The Fund agreed a US$56-billion stand-by agreement last year with President Mauricio Macri administration, after Argentina was gripped by a severe currency crisis.
"It was an incredibly complicated economic situation that many actors – including us – underestimated a bit when we started trying to help and put together – together with the Argentine authorities – a programme to deal with the most critical [sectors] of the economy," Lagarde said at an event in Washington.
She also noted that the improvement of Argentina's runaway inflation rate was taking "longer than expected." Prices, which have risen by 55.8 percent in the last 12 months, have increased by 15.6 percent in the first quarter of 2019 alone.
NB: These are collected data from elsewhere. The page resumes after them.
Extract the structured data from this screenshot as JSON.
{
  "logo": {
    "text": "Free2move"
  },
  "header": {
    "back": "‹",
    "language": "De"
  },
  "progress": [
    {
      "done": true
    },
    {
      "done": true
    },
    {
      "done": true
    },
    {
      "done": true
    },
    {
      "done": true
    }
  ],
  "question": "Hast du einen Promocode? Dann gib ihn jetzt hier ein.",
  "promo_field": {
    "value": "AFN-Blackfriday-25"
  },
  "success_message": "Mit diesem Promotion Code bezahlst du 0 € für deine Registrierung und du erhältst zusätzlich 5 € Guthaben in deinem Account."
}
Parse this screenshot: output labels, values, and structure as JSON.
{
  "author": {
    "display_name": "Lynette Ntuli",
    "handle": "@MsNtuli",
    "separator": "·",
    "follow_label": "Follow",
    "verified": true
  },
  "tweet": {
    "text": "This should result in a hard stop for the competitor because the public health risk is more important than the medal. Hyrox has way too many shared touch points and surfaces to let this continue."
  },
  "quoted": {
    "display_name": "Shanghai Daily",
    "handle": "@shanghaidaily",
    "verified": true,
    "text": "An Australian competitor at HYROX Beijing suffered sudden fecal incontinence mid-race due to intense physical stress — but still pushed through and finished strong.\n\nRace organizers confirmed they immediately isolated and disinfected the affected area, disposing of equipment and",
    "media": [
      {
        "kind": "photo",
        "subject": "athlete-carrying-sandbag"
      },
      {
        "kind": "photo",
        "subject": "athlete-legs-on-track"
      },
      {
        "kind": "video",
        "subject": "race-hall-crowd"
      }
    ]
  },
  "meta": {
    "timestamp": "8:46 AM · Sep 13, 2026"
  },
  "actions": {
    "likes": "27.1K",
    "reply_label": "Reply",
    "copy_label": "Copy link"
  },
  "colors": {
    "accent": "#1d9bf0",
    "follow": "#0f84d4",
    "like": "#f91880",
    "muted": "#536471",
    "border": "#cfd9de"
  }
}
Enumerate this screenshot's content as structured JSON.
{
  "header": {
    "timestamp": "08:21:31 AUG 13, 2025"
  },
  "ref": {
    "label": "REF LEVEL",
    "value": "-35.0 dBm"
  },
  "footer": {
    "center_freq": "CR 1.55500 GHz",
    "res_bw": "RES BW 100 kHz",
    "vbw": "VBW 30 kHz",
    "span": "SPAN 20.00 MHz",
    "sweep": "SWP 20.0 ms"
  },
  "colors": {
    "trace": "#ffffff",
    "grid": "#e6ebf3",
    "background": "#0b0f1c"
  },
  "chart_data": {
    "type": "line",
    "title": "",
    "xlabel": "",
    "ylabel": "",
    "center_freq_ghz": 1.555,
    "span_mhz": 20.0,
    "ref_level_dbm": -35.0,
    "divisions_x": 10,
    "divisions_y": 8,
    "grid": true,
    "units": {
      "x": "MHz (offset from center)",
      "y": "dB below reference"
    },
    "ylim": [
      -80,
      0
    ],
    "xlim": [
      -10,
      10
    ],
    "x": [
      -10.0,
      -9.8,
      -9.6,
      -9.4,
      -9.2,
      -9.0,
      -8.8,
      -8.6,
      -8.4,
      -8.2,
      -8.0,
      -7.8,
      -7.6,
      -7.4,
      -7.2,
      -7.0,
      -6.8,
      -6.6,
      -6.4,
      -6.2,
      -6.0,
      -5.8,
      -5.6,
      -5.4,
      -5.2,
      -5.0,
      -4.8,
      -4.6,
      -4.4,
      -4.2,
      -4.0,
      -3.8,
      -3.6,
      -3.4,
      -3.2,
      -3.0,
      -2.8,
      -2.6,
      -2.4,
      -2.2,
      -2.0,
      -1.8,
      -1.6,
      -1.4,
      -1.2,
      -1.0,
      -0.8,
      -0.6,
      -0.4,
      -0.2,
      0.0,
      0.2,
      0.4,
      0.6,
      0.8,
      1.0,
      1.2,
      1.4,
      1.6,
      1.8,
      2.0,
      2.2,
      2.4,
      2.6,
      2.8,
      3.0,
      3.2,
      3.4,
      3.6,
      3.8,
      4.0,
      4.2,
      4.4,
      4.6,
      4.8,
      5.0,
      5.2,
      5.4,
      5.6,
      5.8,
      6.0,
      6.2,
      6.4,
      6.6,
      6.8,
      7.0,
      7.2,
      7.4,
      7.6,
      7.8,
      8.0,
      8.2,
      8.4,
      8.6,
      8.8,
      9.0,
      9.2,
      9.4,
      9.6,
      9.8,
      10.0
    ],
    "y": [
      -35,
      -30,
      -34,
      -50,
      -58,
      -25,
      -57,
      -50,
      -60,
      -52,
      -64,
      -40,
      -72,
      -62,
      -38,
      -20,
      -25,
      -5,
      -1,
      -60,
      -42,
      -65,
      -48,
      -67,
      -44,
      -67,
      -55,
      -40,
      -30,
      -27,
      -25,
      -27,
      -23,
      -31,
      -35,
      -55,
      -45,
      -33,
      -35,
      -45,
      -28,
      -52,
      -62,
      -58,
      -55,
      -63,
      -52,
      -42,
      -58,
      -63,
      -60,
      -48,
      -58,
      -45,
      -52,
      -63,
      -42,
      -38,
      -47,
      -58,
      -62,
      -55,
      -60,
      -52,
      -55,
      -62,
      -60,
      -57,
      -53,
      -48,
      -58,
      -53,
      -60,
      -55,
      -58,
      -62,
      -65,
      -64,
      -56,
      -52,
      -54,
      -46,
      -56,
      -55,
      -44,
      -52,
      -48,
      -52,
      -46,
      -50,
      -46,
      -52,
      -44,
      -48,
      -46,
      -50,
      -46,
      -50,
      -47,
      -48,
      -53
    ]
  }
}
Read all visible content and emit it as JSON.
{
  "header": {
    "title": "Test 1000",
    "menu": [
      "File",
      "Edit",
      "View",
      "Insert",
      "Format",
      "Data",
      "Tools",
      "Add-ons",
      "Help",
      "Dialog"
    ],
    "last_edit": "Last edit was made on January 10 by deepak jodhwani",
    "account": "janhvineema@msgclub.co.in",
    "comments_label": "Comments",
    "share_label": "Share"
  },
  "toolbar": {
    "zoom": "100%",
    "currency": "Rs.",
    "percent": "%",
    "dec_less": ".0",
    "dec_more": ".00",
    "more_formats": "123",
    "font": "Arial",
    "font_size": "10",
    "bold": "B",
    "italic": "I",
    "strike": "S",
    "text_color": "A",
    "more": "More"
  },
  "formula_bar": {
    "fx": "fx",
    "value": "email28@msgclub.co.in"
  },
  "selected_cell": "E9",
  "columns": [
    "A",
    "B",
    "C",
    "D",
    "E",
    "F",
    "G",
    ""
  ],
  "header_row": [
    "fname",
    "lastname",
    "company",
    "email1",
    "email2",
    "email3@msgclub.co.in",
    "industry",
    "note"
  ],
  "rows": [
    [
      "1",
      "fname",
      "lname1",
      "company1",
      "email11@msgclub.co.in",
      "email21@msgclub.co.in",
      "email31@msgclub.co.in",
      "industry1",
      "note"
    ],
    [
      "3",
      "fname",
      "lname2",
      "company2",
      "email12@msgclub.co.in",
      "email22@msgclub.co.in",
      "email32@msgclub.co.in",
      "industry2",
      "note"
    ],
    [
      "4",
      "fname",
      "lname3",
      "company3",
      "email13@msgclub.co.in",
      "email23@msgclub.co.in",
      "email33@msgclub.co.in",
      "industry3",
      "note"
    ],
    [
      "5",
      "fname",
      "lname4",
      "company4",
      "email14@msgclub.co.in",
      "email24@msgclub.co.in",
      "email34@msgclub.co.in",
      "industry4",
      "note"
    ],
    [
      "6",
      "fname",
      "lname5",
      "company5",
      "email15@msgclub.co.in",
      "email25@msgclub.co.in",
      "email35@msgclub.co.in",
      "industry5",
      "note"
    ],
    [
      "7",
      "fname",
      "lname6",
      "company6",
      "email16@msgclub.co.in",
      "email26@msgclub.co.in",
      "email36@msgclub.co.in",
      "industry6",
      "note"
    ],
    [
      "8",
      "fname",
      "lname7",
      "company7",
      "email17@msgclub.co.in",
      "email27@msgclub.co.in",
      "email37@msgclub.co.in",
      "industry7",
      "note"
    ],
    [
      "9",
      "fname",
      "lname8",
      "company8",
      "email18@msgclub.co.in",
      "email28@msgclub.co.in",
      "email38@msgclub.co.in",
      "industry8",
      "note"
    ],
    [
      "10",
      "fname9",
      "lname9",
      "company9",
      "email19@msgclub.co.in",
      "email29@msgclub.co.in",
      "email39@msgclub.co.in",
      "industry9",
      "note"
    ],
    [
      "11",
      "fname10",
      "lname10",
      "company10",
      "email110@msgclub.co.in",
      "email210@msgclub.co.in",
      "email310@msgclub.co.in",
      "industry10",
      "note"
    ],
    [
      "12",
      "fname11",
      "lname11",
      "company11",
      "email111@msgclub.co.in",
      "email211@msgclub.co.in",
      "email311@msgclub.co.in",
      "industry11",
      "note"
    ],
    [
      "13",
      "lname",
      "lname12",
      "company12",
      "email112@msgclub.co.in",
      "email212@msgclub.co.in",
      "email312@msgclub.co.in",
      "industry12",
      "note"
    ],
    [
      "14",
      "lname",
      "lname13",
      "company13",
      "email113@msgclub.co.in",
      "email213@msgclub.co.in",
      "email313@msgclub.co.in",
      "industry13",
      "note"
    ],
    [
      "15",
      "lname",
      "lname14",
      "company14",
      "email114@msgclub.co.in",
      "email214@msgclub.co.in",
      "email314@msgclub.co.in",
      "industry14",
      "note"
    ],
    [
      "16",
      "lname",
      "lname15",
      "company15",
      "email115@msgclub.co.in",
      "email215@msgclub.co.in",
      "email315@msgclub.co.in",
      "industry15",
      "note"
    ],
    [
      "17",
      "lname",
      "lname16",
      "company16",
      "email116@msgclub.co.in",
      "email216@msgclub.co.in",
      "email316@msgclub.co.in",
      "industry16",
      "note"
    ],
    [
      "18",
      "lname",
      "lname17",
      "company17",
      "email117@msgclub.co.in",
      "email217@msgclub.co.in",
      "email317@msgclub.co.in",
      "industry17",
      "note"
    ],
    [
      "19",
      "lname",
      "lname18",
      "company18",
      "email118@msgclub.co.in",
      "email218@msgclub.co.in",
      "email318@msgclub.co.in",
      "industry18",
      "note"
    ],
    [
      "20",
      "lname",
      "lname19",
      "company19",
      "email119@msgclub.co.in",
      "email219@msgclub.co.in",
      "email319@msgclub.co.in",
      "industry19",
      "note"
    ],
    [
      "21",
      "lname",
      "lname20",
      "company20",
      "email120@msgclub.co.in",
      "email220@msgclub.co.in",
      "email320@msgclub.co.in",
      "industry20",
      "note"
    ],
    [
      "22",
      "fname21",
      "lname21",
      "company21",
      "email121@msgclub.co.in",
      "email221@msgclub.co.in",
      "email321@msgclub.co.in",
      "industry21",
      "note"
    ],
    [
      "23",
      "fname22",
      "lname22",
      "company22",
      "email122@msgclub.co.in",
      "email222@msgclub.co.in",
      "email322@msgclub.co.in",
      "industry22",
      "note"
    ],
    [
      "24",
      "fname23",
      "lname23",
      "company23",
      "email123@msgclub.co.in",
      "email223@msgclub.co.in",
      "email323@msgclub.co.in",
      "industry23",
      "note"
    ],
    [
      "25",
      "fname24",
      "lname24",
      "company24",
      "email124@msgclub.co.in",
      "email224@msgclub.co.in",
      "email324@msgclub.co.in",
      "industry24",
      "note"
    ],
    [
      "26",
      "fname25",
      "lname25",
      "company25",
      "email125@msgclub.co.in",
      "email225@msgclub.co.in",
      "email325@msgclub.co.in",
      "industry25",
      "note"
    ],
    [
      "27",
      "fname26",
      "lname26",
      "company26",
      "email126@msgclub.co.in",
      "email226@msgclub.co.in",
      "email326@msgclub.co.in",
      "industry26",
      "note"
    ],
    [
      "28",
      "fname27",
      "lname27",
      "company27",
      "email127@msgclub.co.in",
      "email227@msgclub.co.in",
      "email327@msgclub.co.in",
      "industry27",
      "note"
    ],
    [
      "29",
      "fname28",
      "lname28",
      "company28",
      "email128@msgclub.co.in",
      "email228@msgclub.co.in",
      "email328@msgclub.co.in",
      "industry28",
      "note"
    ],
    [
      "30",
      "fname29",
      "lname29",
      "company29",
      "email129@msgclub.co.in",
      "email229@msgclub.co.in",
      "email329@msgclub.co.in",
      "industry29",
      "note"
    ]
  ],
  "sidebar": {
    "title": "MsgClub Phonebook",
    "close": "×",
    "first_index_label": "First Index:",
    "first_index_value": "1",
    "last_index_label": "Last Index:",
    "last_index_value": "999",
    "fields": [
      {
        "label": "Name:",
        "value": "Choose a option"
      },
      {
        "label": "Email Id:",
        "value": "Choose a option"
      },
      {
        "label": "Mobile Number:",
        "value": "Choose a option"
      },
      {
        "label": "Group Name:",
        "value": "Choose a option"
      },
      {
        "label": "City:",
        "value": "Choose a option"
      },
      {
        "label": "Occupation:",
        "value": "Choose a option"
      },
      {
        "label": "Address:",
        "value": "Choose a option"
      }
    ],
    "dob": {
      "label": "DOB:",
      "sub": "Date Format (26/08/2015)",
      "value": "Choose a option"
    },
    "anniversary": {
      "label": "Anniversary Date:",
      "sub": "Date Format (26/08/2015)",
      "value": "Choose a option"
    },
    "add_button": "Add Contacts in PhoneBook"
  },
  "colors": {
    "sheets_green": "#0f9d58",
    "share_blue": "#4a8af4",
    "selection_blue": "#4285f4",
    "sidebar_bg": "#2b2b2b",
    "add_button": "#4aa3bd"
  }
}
Inflation "is starting to fall, but it's taking longer than we had expected," Lagarde declared.
According to data published in mid-May by the INDEC national statistics bureau, inflation in April reached 3.4 percent marking the first deceleration of the year and raising hopes the government is beginning to tackle the issue.
Lagarde said she was "hopeful" that the IMF and the government's programme would be "successful."
The IMF chief also referred to the country's looming presidential elections in October, in which President Macri will seek re-election.
"There are political events that will come into play," she said. "But from an economic point of view, there was a very tough legacy inherited from the previous team, [which is] a difficult situation to manage from all angles," said Lagarde.
Argentina went into recession in 2018, after two exchange rate crises prompted the government to seek the IMF's assistance. In return for its multi-billion-dollar loan, Argentina committed to achieving fiscal balance in 2019 and banking a surplus in 2020, dedicating itself to a tough adjustment plan of austerity measures.